# Oklahoma ACE: Molecular Deconstruction of Autoimmune Disease to Aid Clinical Trial Success

> **NIH NIH UM1** · OKLAHOMA MEDICAL RESEARCH FOUNDATION · 2020 · $87,400

## Abstract

Project Summary
 The Oklahoma ACE (OACE) strives to understand the biology of autoimmune diseases through
interdisciplinary, collaborative research that integrates clinical and basic questions. This prior ACE work has
led to 128 publications, including 42 with authors from 2 or more ACEs, leadership of a previous and ongoing
ACE clinical trial and lead or near lead recruitment in three ACE trials while a Basic ACE. We build on this
expertise through this UM1 Clinical ACE submission. Although significant progress in unveiling mechanisms of
autoimmune disease pathogenesis has been made, development of targeted therapies is critically lacking. For
autoimmune disease therapeutic development to succeed and patient outcomes to improve, deepened
understanding of molecular disease heterogeneity, therapeutic pharmacobiology and improved trial designs
are needed. The Oklahoma ACE will pursue a novel, comprehensive theme of accelerating discovery and
translation by deconstructing molecular heterogeneity to enrich for patients with common molecular pathways,
partnered with repurposed therapies from other fields and novel trial designs which eliminate confounding
background polypharmacy, to address these unmet needs.
 Our primary clinical project utilizes our innovative SLE trial design which uses serial depomedrol
injections to suppress disease, halting of background immunosuppressive drugs to provide a more pristine
environment to test the effectiveness of mycophenolate mofetil with or without add-on of tacrolimus to
suppress SLE activity.
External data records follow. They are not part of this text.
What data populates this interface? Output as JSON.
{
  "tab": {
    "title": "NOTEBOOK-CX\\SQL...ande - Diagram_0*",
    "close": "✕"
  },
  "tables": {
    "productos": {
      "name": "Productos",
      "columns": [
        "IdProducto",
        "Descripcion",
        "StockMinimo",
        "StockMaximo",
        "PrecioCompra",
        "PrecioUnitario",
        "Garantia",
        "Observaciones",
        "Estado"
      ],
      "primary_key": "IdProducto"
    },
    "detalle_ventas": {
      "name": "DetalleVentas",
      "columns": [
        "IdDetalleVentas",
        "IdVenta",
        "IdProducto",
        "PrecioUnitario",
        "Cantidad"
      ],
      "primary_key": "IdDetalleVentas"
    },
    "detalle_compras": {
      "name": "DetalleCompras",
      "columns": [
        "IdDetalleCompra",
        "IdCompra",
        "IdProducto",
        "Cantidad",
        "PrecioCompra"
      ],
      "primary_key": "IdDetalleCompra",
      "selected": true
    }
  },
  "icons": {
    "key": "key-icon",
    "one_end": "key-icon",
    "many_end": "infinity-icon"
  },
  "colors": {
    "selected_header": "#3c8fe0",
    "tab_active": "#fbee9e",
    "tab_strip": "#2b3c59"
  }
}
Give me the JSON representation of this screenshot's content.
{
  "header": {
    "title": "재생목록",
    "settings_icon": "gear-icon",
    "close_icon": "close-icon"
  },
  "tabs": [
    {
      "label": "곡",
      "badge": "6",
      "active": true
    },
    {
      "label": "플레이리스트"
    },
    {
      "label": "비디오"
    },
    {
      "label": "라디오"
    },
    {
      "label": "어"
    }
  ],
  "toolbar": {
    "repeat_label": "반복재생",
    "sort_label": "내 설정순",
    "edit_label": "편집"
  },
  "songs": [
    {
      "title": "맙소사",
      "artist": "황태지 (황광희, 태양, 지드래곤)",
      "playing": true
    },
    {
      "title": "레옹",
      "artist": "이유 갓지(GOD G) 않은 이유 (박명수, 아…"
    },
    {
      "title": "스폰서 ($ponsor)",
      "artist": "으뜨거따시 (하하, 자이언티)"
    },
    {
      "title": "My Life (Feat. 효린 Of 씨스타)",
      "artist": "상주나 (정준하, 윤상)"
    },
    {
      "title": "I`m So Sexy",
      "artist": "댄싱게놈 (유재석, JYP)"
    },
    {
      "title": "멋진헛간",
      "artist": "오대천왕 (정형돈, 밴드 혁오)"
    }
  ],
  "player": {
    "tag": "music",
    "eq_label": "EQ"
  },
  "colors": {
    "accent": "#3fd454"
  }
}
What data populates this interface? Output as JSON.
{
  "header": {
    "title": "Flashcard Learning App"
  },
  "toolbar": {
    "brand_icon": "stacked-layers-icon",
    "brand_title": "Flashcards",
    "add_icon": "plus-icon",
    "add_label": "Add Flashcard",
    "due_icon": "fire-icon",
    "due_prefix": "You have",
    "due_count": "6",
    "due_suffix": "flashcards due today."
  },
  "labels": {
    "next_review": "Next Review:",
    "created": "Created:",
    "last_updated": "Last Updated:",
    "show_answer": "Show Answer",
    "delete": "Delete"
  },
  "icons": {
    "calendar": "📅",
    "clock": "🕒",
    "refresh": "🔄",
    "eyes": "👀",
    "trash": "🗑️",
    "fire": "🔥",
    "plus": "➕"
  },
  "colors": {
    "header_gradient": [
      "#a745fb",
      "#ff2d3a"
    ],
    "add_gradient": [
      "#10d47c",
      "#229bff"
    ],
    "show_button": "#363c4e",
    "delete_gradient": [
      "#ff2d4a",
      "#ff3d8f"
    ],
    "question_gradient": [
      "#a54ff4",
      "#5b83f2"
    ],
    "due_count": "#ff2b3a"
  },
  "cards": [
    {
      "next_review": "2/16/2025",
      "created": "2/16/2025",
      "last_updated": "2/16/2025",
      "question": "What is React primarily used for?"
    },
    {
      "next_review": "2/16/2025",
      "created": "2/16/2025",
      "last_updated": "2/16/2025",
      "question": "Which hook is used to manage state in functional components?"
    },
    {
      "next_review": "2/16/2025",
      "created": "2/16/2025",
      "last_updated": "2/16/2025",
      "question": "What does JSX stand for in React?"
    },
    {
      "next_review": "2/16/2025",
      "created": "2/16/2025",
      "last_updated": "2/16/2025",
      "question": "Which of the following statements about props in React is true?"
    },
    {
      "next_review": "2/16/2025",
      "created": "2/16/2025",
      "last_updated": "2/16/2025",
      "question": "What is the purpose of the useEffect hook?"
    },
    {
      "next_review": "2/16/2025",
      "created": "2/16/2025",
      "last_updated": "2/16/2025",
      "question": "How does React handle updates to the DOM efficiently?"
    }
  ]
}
Partnered mechanistic studies will test our soluble mediator flare index and other select
activated immune cell subsets for the ability to predict upcoming flare, as well as to test specific hypotheses of
MMF response/resistance and of SLE disease flare mechanisms. Preliminary data in our alternate clinical
project has found critical roles of neutrophils in neuromyelitis optica, a complex autoimmune disease where up
to 40% of patients have continual relapse and damage even with treatment with B cell depleting therapies and
steroids. Pre-clinical work from this team has shown efficacy in two animal models of alpha-1 anti-trypsin,
which inhibits neutrophil elastase. This first-in-NMO study will assess effectiveness and safety, as well as
mechanistic studies which test biologic mechanisms of treatment, predictors of response and molecular
mechanisms of NMO flare. Our collaborative project deconstructs molecular heterogeneity and associated
pathogenic mechanisms of disease in subgroups of SLE patients. Building on preliminary data which identifies
seven molecular subsets by gene expression profiling, soluble mediators and autoantibodies, proposed studies
will test hypotheses of specific molecular mechanisms through deep immunophenotyping and single cell
technologies such as scRNAseq, CITE-seq, CyTOF and ChipCytometry. These projects, facilitated by our
Admin Core, will study fundamental aspects of autoimmunity and conduct foc...

## Key facts

- **NIH application ID:** 9901415
- **Project number:** 5UM1AI144292-02
- **Recipient organization:** OKLAHOMA MEDICAL RESEARCH FOUNDATION
- **Principal Investigator:** JUDITH A JAMES
- **Activity code:** UM1 (R01, R21, SBIR, etc.)
- **Funding institute:** NIH
- **Fiscal year:** 2020
- **Award amount:** $87,400
- **Award type:** 5
- **Project period:** 2019-05-01 → 2024-04-30

## Primary source

NIH RePORTER: https://reporter.nih.gov/project-details/9901415

## Citation

> US National Institutes of Health, RePORTER application 9901415, Oklahoma ACE: Molecular Deconstruction of Autoimmune Disease to Aid Clinical Trial Success (5UM1AI144292-02). Retrieved via AI Analytics 2026-05-22 from https://api.ai-analytics.org/grant/nih/9901415. Licensed CC0.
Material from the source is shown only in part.